Just a month later, national attention turned to the Caldor Fire in El Dorado County, which leveled the town of Grizzly Flats and marched toward the Tahoe basin. The blaze forced the evacuation of more than 45,000 people in both California and Nevada and had charred 216,646 acres of land as of Tuesday.
The number of Caldor Fire evacuees has since dwindled to about 9,500, as people trickled back into the region over the past few days, according to the California Office of Emergency Services. The Dixie and Caldor fires were about 59% and 49% contained, respectively, as of Tuesday morning. The two fires have together destroyed nearly 2,300 structures.
Damage assessment teams were combing both fire zones and collecting information to send to the Federal Emergency Management Agency this week, said California Office of Emergency Services Director Mark Ghilarducci.
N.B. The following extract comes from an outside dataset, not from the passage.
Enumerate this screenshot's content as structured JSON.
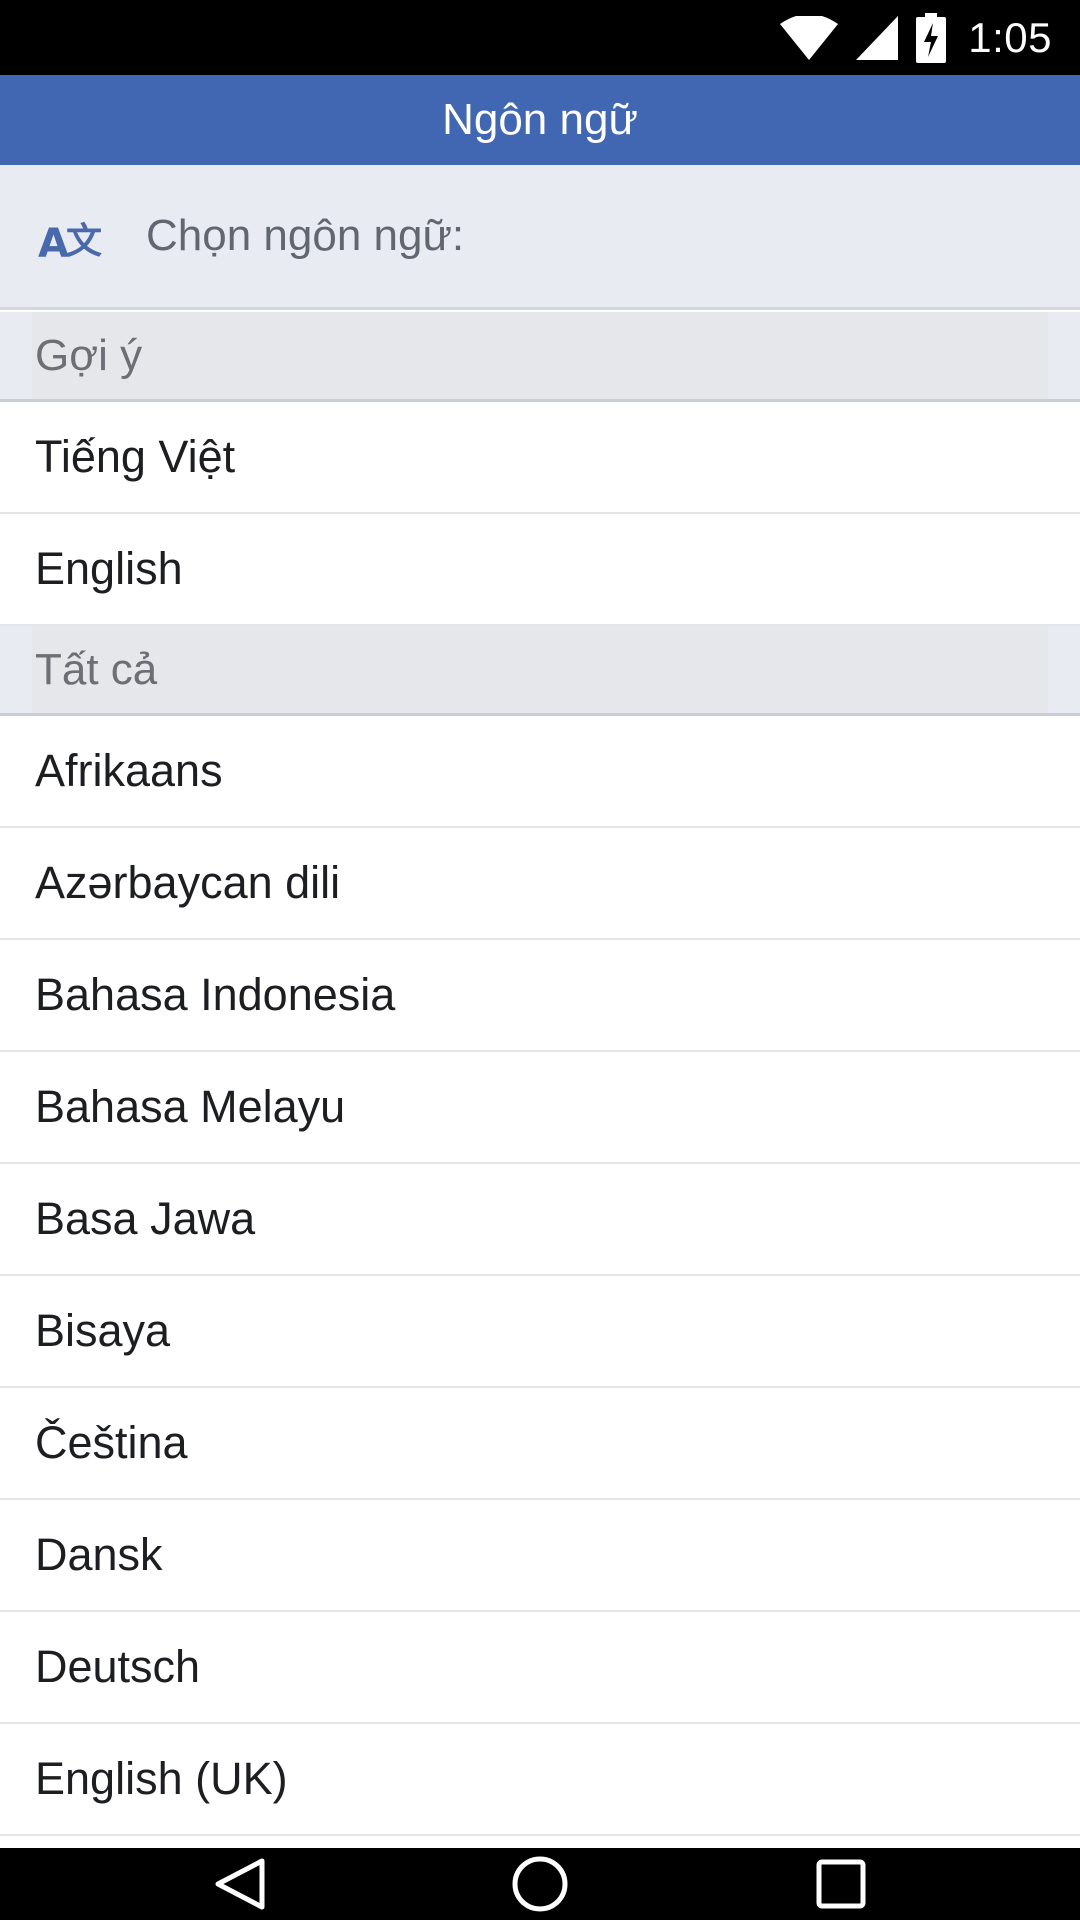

Those who lost property should contact their insurance company and local assistance centers but refrain from removing fire-related debris before checking with county environmental offices, he said, because the state cannot take over cleaning operations once they have started.
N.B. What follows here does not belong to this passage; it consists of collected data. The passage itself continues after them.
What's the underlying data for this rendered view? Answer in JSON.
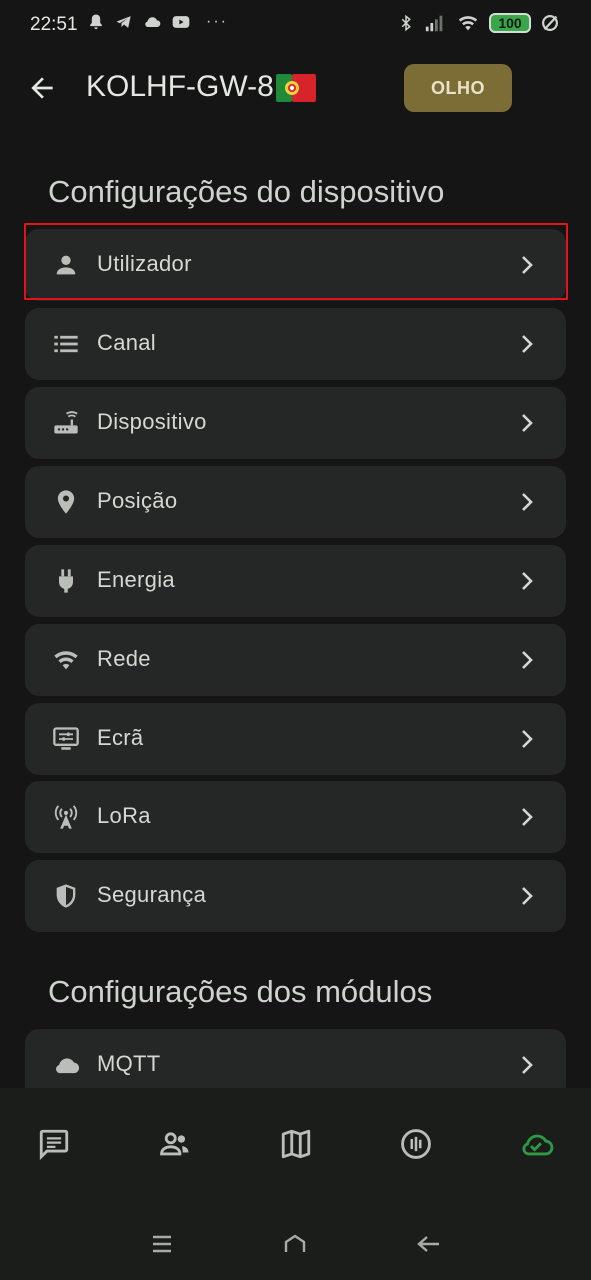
{
  "status_bar": {
    "time": "22:51",
    "overflow": "···",
    "battery": "100",
    "accent_battery": "#3aa64a"
  },
  "header": {
    "title": "KOLHF-GW-8",
    "flag": "portugal-flag",
    "action_label": "OLHO",
    "action_color": "#7c6d36"
  },
  "device_settings": {
    "title": "Configurações do dispositivo",
    "items": [
      {
        "label": "Utilizador",
        "icon": "person-icon"
      },
      {
        "label": "Canal",
        "icon": "list-icon"
      },
      {
        "label": "Dispositivo",
        "icon": "router-icon"
      },
      {
        "label": "Posição",
        "icon": "location-pin-icon"
      },
      {
        "label": "Energia",
        "icon": "power-plug-icon"
      },
      {
        "label": "Rede",
        "icon": "wifi-icon"
      },
      {
        "label": "Ecrã",
        "icon": "display-settings-icon"
      },
      {
        "label": "LoRa",
        "icon": "cell-tower-icon"
      },
      {
        "label": "Segurança",
        "icon": "shield-icon"
      }
    ]
  },
  "module_settings": {
    "title": "Configurações dos módulos",
    "items": [
      {
        "label": "MQTT",
        "icon": "cloud-icon"
      }
    ]
  },
  "bottom_nav": {
    "items": [
      {
        "icon": "chat-icon"
      },
      {
        "icon": "people-icon"
      },
      {
        "icon": "map-icon"
      },
      {
        "icon": "nfc-icon"
      },
      {
        "icon": "cloud-check-icon",
        "active": true
      }
    ],
    "active_color": "#2e9a45"
  },
  "selection_color": "#e2141b"
}
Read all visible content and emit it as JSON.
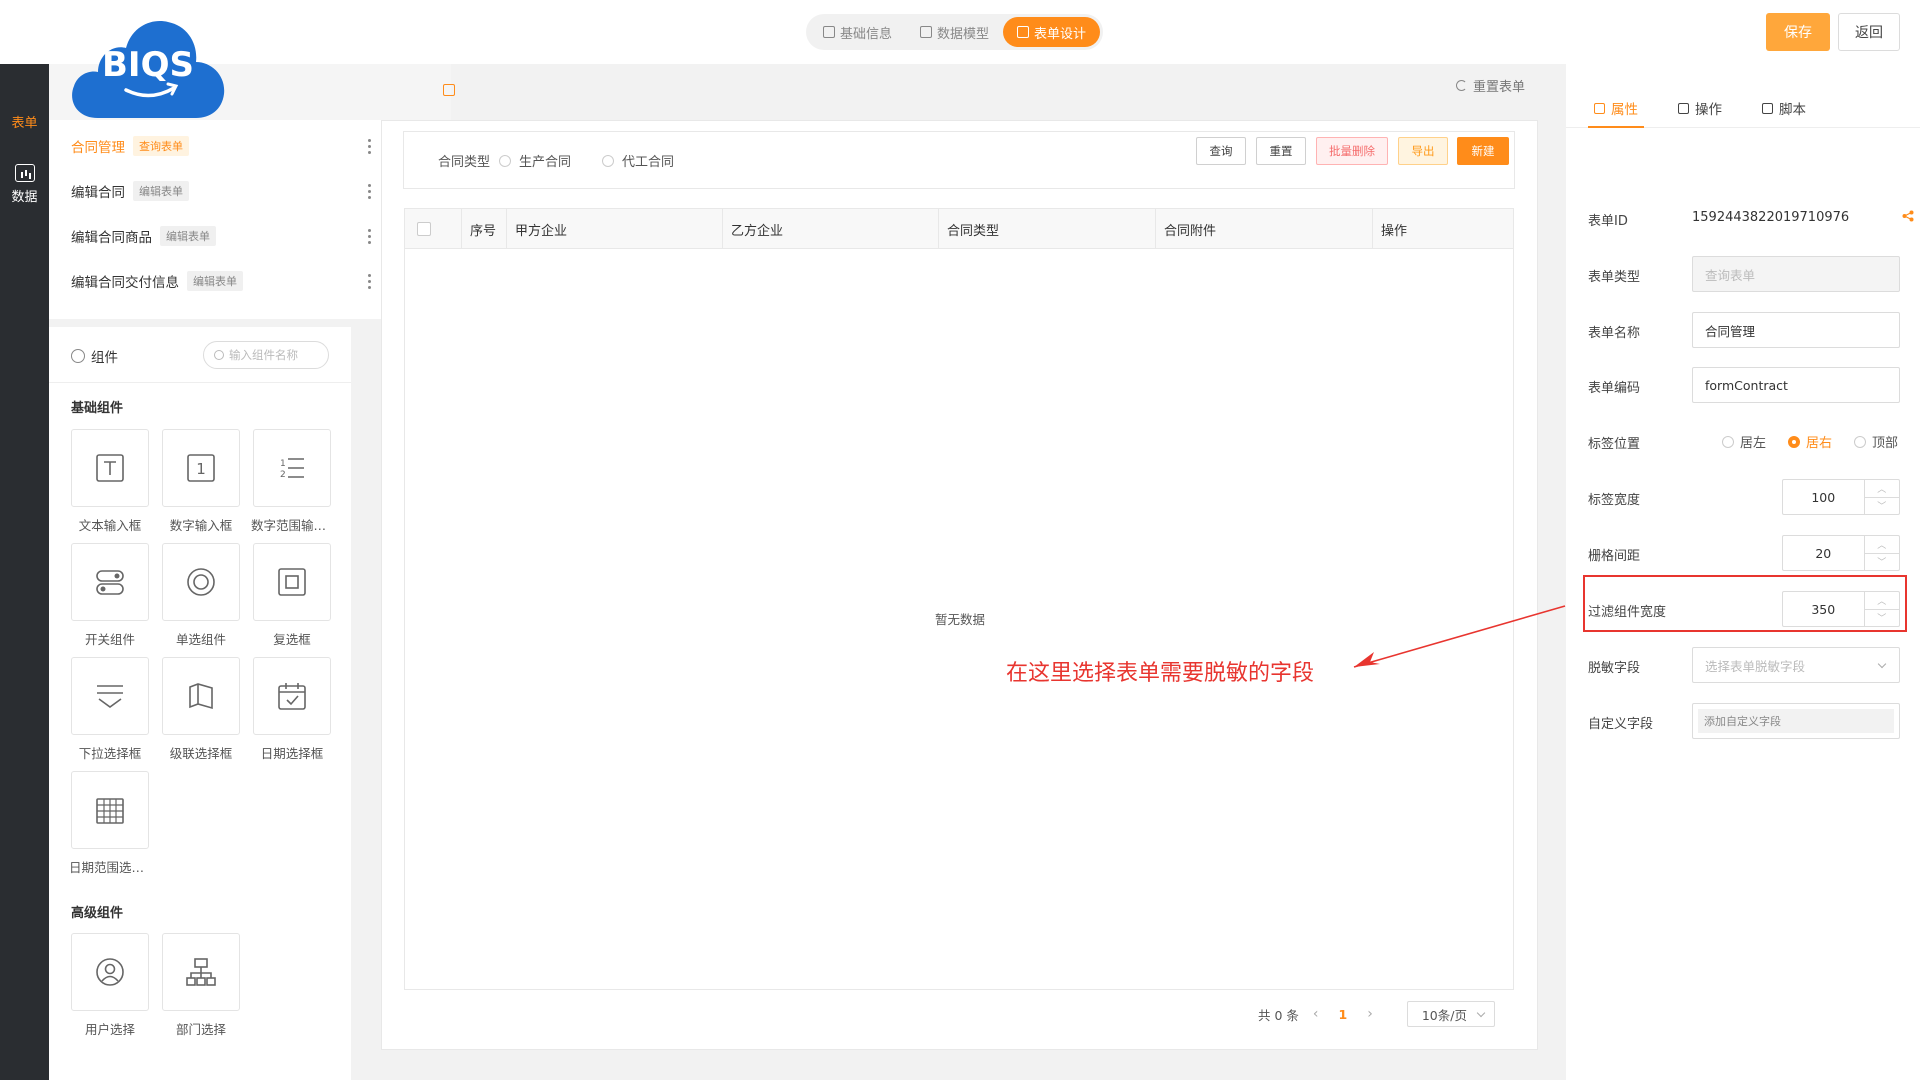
{
  "header": {
    "steps": [
      {
        "label": "基础信息",
        "active": false
      },
      {
        "label": "数据模型",
        "active": false
      },
      {
        "label": "表单设计",
        "active": true
      }
    ],
    "save_label": "保存",
    "back_label": "返回"
  },
  "logo": {
    "text": "BIQS"
  },
  "rail": {
    "top_label": "表单",
    "data_label": "数据"
  },
  "form_list": {
    "items": [
      {
        "name": "合同管理",
        "badge": "查询表单",
        "active": true
      },
      {
        "name": "编辑合同",
        "badge": "编辑表单",
        "active": false
      },
      {
        "name": "编辑合同商品",
        "badge": "编辑表单",
        "active": false
      },
      {
        "name": "编辑合同交付信息",
        "badge": "编辑表单",
        "active": false
      }
    ]
  },
  "components": {
    "title": "组件",
    "search_placeholder": "输入组件名称",
    "basic_title": "基础组件",
    "basic": [
      {
        "label": "文本输入框",
        "icon": "text-input-icon"
      },
      {
        "label": "数字输入框",
        "icon": "number-input-icon"
      },
      {
        "label": "数字范围输入框",
        "icon": "number-range-icon"
      },
      {
        "label": "开关组件",
        "icon": "switch-icon"
      },
      {
        "label": "单选组件",
        "icon": "radio-icon"
      },
      {
        "label": "复选框",
        "icon": "checkbox-icon"
      },
      {
        "label": "下拉选择框",
        "icon": "dropdown-icon"
      },
      {
        "label": "级联选择框",
        "icon": "cascader-icon"
      },
      {
        "label": "日期选择框",
        "icon": "date-icon"
      },
      {
        "label": "日期范围选择框",
        "icon": "date-range-icon"
      }
    ],
    "advanced_title": "高级组件",
    "advanced": [
      {
        "label": "用户选择",
        "icon": "user-icon"
      },
      {
        "label": "部门选择",
        "icon": "org-icon"
      }
    ]
  },
  "canvas": {
    "reset_label": "重置表单",
    "filter": {
      "label": "合同类型",
      "options": [
        "生产合同",
        "代工合同"
      ],
      "buttons": {
        "query": "查询",
        "reset": "重置",
        "batch_delete": "批量删除",
        "export": "导出",
        "create": "新建"
      }
    },
    "table": {
      "columns": [
        "序号",
        "甲方企业",
        "乙方企业",
        "合同类型",
        "合同附件",
        "操作"
      ],
      "empty_text": "暂无数据"
    },
    "pager": {
      "total": "共 0 条",
      "current": "1",
      "size": "10条/页"
    }
  },
  "annotation": {
    "text": "在这里选择表单需要脱敏的字段",
    "color": "#e8352f"
  },
  "props": {
    "tabs": [
      "属性",
      "操作",
      "脚本"
    ],
    "form_id_label": "表单ID",
    "form_id": "1592443822019710976",
    "form_type_label": "表单类型",
    "form_type_placeholder": "查询表单",
    "form_name_label": "表单名称",
    "form_name": "合同管理",
    "form_code_label": "表单编码",
    "form_code": "formContract",
    "label_pos_label": "标签位置",
    "label_pos_options": [
      "居左",
      "居右",
      "顶部"
    ],
    "label_pos_selected": "居右",
    "label_width_label": "标签宽度",
    "label_width": "100",
    "gutter_label": "栅格间距",
    "gutter": "20",
    "filter_width_label": "过滤组件宽度",
    "filter_width": "350",
    "mask_label": "脱敏字段",
    "mask_placeholder": "选择表单脱敏字段",
    "custom_label": "自定义字段",
    "custom_button": "添加自定义字段"
  },
  "colors": {
    "accent": "#ff8c1a",
    "danger": "#f56c6c",
    "annotation": "#e8352f"
  }
}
“We know that these are difficult times,” Ghilarducci said.
People who are not fully insured or not insured and live primarily in Lassen, Plumas, Placer and Nevada counties may already be eligible for FEMA assistance and can visit www.disasterassistance.gov and wildfirerecovery.caloes.ca.gov for more information.
Porter praised the enormous effort from crews that has staved off flames from densely populated areas near Lake Almanor and Lake Tahoe.
“Chester, Lake Almanor West, the Peninsula, Westwood, Susanville, Janesville, all protected — all still intact, all economic centers of those communities have been protected during this set of fires,” Porter said, ticking off previously evacuated communities. “Pollock Pines, Sly Park, Meyers, South Lake Tahoe — all protected.”
While “some have started looking forward” as though fire season is over, Porter said, firefighters tackled 32 fresh blazes on Monday alone, while other fast-growing fires spurred sudden evacuation orders in communities across Northern California. In Placer County, for instance, the Bridge Fire that started in Auburn over the weekend burned more than 400 acres but was 25% contained as of Tuesday.
Over the next three days, increasing winds and temperatures were forecast to return again to Northern California, prompting a Red Flag warning through 8 p.m. Tuesday for much of Modoc County and parts of Siskiyou County in the northeastern corner of the state.
“We need everybody in California to keep their eyes open,” Porter added. “See smoke? Call it in — don’t expect somebody else already did. And if you get evacuation orders, get out so we can do our job.”